No, I mean eradicate them. For good. This is my property and I can do that.
Sparrow: Is property what makes you kill off other species? Who is the invasive here?
You need to drop that.
Sparrow: No offense, but I think I feel better about traveling a thousand miles than putting my faith in a human.
Up to you.
Sparrow: Yesterday I saw a butterfly. I will be leaving soon.
You know that the bugs will be out earlier up north.
Sparrow: What do you know about bugs?
Humans are changing the climate and making everything warmer.
Sparrow: Why would you do that?
It was a mistake. Some folks knew it would happen, but nobody important listened.
Sparrow: You know I travel several thousand miles each year and if I make a mistake, I die.
I appreciate that.
Sparrow: I am not sure. Have people died from that mistake?
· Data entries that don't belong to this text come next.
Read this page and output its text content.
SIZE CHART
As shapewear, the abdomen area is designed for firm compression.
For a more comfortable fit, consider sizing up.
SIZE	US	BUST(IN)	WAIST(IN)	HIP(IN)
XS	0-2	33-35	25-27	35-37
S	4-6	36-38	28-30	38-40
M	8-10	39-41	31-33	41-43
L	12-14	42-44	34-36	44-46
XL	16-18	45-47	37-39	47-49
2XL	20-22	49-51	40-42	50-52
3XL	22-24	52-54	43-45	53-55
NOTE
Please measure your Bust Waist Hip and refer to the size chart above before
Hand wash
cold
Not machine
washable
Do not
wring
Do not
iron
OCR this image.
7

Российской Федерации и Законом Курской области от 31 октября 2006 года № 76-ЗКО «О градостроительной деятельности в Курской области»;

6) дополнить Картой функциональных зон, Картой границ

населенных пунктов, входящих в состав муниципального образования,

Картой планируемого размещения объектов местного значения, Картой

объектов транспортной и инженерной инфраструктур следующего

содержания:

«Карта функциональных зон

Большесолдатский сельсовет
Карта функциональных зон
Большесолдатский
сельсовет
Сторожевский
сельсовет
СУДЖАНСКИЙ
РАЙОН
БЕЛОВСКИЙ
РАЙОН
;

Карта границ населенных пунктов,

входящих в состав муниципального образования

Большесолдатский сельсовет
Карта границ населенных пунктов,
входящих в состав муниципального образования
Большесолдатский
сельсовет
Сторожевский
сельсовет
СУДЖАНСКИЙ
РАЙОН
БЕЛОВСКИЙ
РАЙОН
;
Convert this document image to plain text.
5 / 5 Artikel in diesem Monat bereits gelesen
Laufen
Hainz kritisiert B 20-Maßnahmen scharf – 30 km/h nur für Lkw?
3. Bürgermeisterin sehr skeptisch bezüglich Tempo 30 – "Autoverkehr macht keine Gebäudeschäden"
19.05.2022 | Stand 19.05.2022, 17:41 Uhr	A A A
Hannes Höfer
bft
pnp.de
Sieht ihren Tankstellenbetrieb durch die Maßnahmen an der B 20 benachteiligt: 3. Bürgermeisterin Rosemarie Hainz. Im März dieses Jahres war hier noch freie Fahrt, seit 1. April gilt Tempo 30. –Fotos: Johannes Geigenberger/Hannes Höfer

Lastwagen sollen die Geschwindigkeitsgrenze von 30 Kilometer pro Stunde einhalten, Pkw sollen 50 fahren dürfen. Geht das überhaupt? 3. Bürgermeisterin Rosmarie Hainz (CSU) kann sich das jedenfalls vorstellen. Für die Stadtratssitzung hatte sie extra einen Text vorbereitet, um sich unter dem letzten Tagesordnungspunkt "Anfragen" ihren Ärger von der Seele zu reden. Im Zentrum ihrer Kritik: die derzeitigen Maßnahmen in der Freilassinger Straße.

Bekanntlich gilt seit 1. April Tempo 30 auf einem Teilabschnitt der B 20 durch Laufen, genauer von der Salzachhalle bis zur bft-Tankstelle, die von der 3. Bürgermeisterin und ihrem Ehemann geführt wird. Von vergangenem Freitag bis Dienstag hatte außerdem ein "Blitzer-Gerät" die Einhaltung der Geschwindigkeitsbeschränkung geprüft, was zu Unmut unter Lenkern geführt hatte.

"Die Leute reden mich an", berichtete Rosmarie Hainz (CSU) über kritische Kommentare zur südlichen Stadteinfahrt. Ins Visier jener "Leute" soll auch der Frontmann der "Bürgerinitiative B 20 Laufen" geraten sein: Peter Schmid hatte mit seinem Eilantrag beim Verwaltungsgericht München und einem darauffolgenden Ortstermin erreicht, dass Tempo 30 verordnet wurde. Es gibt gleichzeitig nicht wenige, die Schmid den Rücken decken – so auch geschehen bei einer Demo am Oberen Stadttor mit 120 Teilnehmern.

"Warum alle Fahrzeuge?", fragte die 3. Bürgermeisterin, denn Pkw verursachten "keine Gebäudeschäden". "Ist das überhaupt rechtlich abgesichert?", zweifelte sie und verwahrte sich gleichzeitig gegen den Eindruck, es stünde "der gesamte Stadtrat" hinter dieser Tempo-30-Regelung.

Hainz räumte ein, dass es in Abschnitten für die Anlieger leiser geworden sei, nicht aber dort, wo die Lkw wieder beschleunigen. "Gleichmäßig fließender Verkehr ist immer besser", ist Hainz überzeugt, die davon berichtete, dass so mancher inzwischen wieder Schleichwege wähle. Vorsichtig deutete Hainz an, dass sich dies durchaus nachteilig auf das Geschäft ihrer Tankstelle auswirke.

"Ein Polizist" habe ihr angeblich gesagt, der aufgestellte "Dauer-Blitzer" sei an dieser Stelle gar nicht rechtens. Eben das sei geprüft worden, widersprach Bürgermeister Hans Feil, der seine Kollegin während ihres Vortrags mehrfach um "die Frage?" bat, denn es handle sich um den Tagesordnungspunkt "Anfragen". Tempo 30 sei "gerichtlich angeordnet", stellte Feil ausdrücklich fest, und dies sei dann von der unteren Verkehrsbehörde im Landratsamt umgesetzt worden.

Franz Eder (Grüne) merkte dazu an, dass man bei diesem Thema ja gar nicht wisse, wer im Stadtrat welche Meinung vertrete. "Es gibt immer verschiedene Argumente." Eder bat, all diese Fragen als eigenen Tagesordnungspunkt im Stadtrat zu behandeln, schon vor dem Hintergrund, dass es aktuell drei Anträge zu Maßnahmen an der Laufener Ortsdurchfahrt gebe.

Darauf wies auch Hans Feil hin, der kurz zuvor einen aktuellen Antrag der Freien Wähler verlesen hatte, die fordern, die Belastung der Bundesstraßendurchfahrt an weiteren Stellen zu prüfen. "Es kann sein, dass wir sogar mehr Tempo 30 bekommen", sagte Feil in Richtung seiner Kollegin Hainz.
More of us will each year.
Sparrow: Then shouldn’t you be eating the sumac?
You mean if we don’t have bread, let us eat sumac?
Sparrow: Frankly, I don’t’ care. What are you going to do about the caterpillars?
Sparrow: The ones that won’t be there when I need to feed my family.
Sorry about the caterpillars. Some of us are planting gardens but that won’t help much.
Sparrow: You seem helpless.
It is hopeless. I am never going to harvest all these sumac seeds before my back breaks in two.
Sparrow: You are a true tragedy. You made a big mistake and now you are killing yourself with a foolish task.
You are right. It is disheartening.
Sparrow: And you are afraid of the future so you maintain a huge nest instead of singing.
Maybe I am wasting my life.
Sparrow: I suspect you have a load of guilt from all the mistakes you keep making.
Sparrow: Don’t you have a family to raise?
I am too old for that?
Sparrow: Hmmmmm, then what good are you to your species?
Not much anymore.
Sparrow: You seem depressed. You are not much fun to talk to.
Sometimes I think it would be better to forget about the future and just have fun like you.
Sparrow: Look, I have to go. Maybe by next year, you will straighten out your life.
Have a safe migration. Keep clear of hawks!
Sparrow: Good luck playing god in the meadow! OOO-sweeeet-pibbity-pibbity-pibbity
Dr. Anthony Picardi is a master naturalist living on the Eastern Shore of Virginia. He has published over a hundred articles on the software industry and one book on mushrooms, Mushrooms of Virginia’s Eastern Shore: A Photographic Tour, and five short satires in online journals, all featuring a literate carpenter ant as the author. Two were published in The Broadkill Review and three in The Dead Mule School of Southern Literature.